I wank nearly every day and I am worried that I could run out off cum. So how many times can we cum?

—Young, Dumb and, Hopefully, Full of Cum

Lucky for you, you are a never ending fountain of spunk. About 300 million sperm are released every time you cum; they start brewing a new batch as soon as you shoot your wad. It’s impossible to run out of sperm. In fact, the more often a man cums, the more sperm he produces, which explains why men never use up all their sperm. Wank away my friend.
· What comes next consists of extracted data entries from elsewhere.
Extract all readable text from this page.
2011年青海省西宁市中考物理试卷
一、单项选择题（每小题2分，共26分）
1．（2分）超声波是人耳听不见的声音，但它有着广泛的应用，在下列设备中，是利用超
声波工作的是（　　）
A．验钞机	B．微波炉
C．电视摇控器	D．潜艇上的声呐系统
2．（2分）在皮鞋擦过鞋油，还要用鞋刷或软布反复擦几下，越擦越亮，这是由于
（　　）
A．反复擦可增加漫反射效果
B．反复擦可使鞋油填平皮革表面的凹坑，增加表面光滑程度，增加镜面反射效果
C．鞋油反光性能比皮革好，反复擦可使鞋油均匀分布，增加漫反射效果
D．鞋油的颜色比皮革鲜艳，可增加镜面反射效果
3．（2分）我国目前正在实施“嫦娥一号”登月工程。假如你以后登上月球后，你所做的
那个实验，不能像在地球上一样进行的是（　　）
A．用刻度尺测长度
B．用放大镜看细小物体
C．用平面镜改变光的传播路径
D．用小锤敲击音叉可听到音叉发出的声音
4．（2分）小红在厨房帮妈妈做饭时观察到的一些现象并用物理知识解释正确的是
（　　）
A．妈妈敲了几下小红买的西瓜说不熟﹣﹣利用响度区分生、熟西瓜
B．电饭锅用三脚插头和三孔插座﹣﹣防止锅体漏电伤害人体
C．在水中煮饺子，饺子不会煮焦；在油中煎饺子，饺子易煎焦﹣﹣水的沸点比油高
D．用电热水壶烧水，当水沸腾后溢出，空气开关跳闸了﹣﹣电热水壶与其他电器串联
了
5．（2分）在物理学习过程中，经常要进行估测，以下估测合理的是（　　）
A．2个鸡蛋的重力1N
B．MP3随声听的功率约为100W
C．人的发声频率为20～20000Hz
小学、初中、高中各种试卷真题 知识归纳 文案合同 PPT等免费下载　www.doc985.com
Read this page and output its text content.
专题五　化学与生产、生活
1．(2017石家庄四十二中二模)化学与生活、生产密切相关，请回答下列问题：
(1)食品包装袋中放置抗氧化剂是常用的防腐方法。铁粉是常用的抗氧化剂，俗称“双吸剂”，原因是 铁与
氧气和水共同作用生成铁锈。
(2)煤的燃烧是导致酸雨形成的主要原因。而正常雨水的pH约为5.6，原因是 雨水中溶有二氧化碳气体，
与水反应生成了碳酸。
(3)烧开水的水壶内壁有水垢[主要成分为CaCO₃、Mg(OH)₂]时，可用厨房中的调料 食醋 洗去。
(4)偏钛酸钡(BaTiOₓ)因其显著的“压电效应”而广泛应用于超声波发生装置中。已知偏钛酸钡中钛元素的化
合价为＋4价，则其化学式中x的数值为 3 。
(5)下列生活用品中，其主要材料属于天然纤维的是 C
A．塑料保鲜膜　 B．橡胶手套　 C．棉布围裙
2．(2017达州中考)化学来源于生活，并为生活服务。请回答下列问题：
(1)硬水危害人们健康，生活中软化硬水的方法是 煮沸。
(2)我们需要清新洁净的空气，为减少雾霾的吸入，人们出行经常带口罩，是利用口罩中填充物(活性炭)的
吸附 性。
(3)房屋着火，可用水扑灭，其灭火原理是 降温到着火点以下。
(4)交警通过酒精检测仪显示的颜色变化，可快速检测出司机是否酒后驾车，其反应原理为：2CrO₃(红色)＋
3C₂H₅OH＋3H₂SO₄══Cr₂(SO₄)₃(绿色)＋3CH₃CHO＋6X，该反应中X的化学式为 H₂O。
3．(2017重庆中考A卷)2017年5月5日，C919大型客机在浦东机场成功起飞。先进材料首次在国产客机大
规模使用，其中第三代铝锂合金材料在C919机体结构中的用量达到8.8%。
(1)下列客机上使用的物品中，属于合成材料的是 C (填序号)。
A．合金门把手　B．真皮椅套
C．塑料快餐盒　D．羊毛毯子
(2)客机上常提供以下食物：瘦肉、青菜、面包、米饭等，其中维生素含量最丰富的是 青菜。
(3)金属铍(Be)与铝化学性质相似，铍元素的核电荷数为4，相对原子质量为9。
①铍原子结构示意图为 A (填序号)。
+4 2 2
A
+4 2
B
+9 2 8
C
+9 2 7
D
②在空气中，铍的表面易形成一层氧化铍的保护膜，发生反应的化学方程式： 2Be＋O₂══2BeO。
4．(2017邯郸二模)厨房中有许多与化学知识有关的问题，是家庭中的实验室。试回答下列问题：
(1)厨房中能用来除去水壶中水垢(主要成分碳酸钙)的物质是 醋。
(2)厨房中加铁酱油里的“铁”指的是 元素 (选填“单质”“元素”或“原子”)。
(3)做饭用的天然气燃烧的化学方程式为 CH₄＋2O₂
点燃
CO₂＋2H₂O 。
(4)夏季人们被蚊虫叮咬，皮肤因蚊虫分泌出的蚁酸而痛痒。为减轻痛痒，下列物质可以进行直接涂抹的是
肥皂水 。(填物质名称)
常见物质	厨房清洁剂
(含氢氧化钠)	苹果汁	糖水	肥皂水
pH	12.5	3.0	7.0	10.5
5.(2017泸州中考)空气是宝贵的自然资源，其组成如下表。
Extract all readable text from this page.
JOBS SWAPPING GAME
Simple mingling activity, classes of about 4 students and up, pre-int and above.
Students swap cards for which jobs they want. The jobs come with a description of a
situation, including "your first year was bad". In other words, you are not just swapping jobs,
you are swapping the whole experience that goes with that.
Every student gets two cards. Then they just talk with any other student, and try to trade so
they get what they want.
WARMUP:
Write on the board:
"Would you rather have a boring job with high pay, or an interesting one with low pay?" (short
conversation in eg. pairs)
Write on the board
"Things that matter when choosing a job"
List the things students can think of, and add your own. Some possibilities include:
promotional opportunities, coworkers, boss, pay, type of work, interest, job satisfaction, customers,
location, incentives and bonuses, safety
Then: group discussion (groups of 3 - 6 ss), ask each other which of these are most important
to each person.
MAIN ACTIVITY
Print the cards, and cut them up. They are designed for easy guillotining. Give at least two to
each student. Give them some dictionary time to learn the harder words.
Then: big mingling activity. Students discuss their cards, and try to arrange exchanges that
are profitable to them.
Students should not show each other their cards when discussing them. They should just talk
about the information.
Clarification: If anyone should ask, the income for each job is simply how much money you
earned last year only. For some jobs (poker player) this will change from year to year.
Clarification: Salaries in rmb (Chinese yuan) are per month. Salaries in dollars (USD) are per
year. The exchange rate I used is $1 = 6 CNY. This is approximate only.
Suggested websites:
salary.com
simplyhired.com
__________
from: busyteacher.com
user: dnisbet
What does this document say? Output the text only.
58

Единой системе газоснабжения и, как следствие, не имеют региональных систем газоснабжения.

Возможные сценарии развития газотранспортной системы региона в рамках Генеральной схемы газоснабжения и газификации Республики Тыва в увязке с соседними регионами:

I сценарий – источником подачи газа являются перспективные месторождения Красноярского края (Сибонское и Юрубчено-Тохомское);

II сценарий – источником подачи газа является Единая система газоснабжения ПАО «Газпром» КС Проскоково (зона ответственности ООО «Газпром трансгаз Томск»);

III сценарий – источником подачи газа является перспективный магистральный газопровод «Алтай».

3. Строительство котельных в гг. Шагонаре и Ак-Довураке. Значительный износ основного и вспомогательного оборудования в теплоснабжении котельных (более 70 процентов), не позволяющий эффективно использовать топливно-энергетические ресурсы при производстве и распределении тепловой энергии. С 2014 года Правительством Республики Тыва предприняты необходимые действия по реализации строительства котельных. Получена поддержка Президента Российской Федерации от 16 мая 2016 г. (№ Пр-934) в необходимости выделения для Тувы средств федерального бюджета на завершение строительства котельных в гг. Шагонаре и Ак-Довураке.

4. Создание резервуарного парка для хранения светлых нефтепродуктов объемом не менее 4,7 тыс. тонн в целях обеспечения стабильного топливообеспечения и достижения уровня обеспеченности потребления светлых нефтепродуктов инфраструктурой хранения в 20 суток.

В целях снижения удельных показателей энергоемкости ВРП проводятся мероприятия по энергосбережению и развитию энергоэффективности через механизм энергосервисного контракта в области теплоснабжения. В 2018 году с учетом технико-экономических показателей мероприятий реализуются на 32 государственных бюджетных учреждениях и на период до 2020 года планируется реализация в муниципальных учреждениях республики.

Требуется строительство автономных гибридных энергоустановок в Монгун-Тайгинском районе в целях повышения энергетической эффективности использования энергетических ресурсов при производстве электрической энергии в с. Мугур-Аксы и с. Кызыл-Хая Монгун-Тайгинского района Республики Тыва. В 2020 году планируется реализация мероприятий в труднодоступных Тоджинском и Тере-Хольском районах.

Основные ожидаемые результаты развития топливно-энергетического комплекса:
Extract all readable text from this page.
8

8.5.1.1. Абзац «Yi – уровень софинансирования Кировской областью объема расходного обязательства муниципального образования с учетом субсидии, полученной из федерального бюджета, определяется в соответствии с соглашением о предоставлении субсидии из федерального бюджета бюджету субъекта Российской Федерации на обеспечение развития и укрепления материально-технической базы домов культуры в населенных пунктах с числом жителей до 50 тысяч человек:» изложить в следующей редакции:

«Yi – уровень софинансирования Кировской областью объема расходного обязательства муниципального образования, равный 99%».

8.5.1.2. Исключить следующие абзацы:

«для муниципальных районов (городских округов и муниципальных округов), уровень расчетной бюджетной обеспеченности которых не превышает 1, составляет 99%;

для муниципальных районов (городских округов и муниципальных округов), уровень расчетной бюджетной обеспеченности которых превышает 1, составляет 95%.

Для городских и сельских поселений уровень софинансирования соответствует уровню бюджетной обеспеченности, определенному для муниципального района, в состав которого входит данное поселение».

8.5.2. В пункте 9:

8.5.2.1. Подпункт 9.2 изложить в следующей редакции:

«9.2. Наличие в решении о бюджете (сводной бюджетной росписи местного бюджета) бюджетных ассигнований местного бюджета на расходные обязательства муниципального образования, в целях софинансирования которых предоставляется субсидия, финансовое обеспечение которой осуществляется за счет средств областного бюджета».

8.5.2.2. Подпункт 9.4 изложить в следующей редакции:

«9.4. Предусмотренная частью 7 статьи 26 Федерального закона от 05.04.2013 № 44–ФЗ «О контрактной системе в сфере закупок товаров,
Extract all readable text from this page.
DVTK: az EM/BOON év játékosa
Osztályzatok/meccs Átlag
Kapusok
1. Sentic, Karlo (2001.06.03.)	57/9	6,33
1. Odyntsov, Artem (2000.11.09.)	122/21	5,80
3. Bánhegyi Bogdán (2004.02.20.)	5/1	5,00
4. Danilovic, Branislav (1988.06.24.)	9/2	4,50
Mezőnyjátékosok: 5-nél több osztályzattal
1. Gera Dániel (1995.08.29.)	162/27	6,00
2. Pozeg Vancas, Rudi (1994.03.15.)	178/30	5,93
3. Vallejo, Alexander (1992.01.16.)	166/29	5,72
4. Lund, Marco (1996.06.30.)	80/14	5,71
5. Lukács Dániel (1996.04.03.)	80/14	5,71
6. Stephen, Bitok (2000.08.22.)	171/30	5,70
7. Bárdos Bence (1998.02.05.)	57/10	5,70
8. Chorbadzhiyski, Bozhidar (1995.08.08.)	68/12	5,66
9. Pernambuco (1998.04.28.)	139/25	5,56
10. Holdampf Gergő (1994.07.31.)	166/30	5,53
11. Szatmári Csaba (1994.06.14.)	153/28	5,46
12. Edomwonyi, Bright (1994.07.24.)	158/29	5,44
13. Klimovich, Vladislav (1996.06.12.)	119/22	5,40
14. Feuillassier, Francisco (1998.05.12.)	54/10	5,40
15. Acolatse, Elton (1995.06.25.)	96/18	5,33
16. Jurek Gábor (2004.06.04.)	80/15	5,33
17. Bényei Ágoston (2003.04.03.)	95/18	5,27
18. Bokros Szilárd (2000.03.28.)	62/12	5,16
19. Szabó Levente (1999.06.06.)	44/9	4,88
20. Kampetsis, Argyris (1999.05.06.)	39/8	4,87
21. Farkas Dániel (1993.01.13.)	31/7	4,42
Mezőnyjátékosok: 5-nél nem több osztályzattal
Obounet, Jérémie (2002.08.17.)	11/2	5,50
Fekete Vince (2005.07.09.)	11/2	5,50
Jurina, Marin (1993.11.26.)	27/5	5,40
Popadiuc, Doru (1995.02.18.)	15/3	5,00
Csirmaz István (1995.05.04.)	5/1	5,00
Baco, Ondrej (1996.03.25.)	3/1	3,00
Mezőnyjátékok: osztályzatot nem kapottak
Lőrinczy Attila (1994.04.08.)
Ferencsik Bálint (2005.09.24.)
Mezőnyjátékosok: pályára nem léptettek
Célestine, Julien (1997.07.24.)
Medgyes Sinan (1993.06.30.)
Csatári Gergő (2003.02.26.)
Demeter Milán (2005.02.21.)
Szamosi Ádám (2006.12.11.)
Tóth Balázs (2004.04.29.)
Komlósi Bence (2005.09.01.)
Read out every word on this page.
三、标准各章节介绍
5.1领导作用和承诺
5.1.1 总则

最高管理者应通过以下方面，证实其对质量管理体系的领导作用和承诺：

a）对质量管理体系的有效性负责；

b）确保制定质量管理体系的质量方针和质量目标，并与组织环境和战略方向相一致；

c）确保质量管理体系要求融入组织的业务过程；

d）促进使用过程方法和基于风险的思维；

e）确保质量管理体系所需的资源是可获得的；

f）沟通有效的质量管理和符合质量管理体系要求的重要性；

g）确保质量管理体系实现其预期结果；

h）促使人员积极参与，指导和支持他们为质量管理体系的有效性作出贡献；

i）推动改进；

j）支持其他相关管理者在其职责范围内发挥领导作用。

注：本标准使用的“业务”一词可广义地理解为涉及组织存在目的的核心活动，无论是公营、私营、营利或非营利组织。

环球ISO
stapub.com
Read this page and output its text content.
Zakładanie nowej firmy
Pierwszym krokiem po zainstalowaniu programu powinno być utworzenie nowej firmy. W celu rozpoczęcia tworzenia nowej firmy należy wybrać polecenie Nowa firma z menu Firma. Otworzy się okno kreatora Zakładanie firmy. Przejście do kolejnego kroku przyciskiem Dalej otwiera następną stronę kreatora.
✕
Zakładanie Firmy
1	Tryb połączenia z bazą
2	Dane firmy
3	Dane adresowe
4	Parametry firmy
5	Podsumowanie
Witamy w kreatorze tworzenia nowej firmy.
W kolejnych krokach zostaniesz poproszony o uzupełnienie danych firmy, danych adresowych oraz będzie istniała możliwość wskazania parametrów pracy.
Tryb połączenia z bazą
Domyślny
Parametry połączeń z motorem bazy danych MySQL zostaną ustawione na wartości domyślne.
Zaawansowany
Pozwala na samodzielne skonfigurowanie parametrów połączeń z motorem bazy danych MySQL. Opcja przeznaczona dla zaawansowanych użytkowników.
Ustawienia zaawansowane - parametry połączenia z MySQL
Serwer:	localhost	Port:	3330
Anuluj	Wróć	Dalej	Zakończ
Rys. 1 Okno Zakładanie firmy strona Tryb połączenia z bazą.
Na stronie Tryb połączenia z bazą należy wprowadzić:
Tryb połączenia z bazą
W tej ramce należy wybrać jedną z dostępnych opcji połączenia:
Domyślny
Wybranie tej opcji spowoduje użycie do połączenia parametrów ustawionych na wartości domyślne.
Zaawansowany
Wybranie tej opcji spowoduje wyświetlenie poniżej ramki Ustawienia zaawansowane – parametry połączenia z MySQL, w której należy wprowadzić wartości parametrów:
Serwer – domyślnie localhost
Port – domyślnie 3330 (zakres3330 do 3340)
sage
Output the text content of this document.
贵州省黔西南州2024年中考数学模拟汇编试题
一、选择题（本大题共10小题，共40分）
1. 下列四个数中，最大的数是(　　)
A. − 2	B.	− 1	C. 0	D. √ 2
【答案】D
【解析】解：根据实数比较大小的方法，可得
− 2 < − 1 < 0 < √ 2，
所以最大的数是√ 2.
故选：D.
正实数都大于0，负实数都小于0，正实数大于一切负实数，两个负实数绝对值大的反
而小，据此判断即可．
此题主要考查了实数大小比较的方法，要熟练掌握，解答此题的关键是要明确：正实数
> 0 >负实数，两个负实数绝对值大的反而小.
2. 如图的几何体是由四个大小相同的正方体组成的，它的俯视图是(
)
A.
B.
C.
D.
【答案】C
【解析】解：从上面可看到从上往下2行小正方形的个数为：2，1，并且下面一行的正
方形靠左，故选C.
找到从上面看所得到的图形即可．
How do you feel about cheating? Even though my 11-year relationship has been sour for the last year at least, I still expected my partner to be faithful to me. He recently told me he cheated on me with a “hot girl” from a hole in the wall bar, a few weeks back. I still can’t believe he went home with a woman he knew for no more than three hours! He told me this on Thanksgiving Day: he and his friend from work picked up these two sisters at a local after hours bar then stopped to get condoms and then went back to her house so they could pair off and fuck. He said the guilt was bothering him so he was planning on leaving me. I completely lost it ... this whole experience has taught me how much I love him. If everything would have been peachy between us and he cheated on me, I’d let him go, no problems. But, since I actually feel a little responsible due to the fact that we had drifted apart, I didn’t approach him for sex ... nothing ... I was able to tell him I still love him and want to make things better between us. He told me he didn’t know if he was in love with me anymore but would always love me. So then he said he needed a break to think. He moved out for five days and then came bawling back. I have tried to have sex again, but he won’t. What do you think is going on? What should I do? I’d also like to mention that this man has a really tough schedule that he keeps, which is partly what caused us to drift in the first place—he works seven days and five nights. We just made up, so I expected him to be more attentive towards me and he hasn’t. I told him yesterday that it would be really nice if he at least laid his arm on me at night when we go to sleep ... he does not even touch me at all!

—Hopelessly in Love


“I didn’t approach him for sex ...” Excuse me, do you have a cock? You are acting like the man in the relationship. It is not your job to go to him for sex and ask him to put his arms around you. No wonder he is distant, you are making him feel like a bitch. He is obviously staying with you out of habit, it feels comfortable. I suggest stopping all advances towards him now, and I mean all. No “I love you,” no touching, nothing. You have to find out once and for all how he feels about you and if he doesn’t show his love (he already told you he isn’t sure how he feels or if he is in love with you). Sorry, but you are ignoring all of the signs. Love can make us blind, deaf and dumb. Wake up and take off your rose colored glasses; he is an uphill battle.